The objective of this research is to develop the basic technology and demonstrate the feasibility of a novel solid state magnetic memory in which the storage and retrieval of data is accomplished by surface acoustic waves. The approach is to use a phased array of interdigitated transducers to excite, steer and focus the surface acoustic waves on a contiguous magnetostrictive thin film for reading or writing data. E and inverse magnetostrictive effects are exploited respectively for reading and writing.
Intellectual Merit: The experiments proposed herein will be a first undertaking to demonstrate the inverse magnetostrictive effect due to surface acoustic waves. Additionally, the investigation of the interaction between high frequency surface acoustic waves and magnetostrictive materials will provide seminal understanding of the physics of magneto-mechanical coupling.

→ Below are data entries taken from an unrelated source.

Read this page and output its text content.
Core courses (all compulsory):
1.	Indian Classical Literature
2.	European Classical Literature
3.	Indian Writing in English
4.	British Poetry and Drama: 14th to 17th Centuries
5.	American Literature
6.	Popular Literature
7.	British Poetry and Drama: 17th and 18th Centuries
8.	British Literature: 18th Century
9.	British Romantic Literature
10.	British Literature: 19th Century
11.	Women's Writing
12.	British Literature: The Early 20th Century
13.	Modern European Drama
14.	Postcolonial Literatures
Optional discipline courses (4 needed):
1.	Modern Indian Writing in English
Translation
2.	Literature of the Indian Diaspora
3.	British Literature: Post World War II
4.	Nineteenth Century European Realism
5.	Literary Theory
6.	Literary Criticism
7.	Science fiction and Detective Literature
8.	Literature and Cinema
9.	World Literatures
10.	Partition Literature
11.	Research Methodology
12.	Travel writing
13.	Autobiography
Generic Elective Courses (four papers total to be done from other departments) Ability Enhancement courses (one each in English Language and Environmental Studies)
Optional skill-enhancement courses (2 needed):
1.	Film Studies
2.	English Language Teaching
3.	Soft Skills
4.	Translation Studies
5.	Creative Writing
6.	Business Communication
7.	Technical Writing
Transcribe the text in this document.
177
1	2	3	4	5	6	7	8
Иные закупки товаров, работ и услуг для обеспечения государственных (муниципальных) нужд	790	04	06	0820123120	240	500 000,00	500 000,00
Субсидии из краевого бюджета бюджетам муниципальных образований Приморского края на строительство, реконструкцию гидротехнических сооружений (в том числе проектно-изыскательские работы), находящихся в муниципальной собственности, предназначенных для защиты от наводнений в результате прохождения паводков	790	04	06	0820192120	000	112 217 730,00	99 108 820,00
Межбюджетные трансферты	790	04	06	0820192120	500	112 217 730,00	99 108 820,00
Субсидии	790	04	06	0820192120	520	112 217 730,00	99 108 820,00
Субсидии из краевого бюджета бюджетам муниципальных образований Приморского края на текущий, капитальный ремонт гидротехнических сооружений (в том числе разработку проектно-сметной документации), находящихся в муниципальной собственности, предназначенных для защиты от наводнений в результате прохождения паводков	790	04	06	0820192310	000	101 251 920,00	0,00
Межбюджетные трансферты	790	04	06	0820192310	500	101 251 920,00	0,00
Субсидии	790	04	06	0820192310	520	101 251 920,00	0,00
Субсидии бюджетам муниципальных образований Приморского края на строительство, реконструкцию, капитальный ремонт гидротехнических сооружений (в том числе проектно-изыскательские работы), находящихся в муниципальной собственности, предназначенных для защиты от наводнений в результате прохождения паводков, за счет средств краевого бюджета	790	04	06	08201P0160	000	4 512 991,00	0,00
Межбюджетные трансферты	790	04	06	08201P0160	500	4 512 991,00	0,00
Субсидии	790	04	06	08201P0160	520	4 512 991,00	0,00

Broader Impact: Key advantages of the proposed memory device arise from its radiation hardness, mechanical robustness (no moving components) and likely lower cost than existing solid state memory technologies. It is envisaged for integration with products in portable consumer electronic and space applications. It is expected that the results from this project will forge a new area of research on magnetic surface acoustic wave devices. Potential applications for these devices will include sensors, tunable filters and 2-D associative memory. The project will train graduate and undergraduate students in subjects encompassing diverse engineering disciplines. The learning from the proposed work will be assimilated into the engineering curriculum, and disseminated through publications and presentations. The proposed educational outreach effort involves high school female students and K-12 teachers.
Intellectual Merit This research has demonstrated the feasibility of a new means of information storage, opening the path for a durable and inexpensive memory device that could one day find application in the multitude of electronic gadgets pervading our lives. This new storage technology called acoustically assisted magnetic recording (or, AAMR) relies on "magnetically softening" a hard magnetic film using strain generated by high frequency sound waves. The "softening" is temporary and local, allowing for the information bit to be easily recorded on the film. A press release related to this invention may be found at: http://oregonstate.edu/ua/ncs/archives/2013/feb/researchers-invent-"acoustic-assisted"-magnetic-information-storage Fundamentally, this research explored the interaction between phonons and magnons, which are a quantum physics description of sound and magnetization respectively. This is a rich and emerging area not only for sensors and data storage as demonstrated by this research but also for spin-caloritronics where an understanding of magnon-phonon interaction may lead to the development of thin film coatings that can convert waste heat into useable electrical energy. Broader Impact This award was instrumental in enabling a strong foundation for the nascent Applied Magnetics Research Laboratory at Oregon State University. The laboratory is now equipped with custom magnetometry capabilities designed and implemented by undergraduate and graduate students supported under this award. These home-built capabilities include vibrating sample magnetometry, laser vibrometry and Kerr magnetic microscopy, and serve the measurement needs of multiple researchers and small businesses across Oregon. Overall, the award has supported research experience for 5 graduate and 8 undergraduate students, resulting in over 20 presentations worldwide, 2 M.S. and 2 undergraduate theses; several journal and conference publications; and 1 patent application. In addition, these funds have supported K-12 outreach activities providing hands-on experience for grade and high-school students, and career counseling for freshmen students.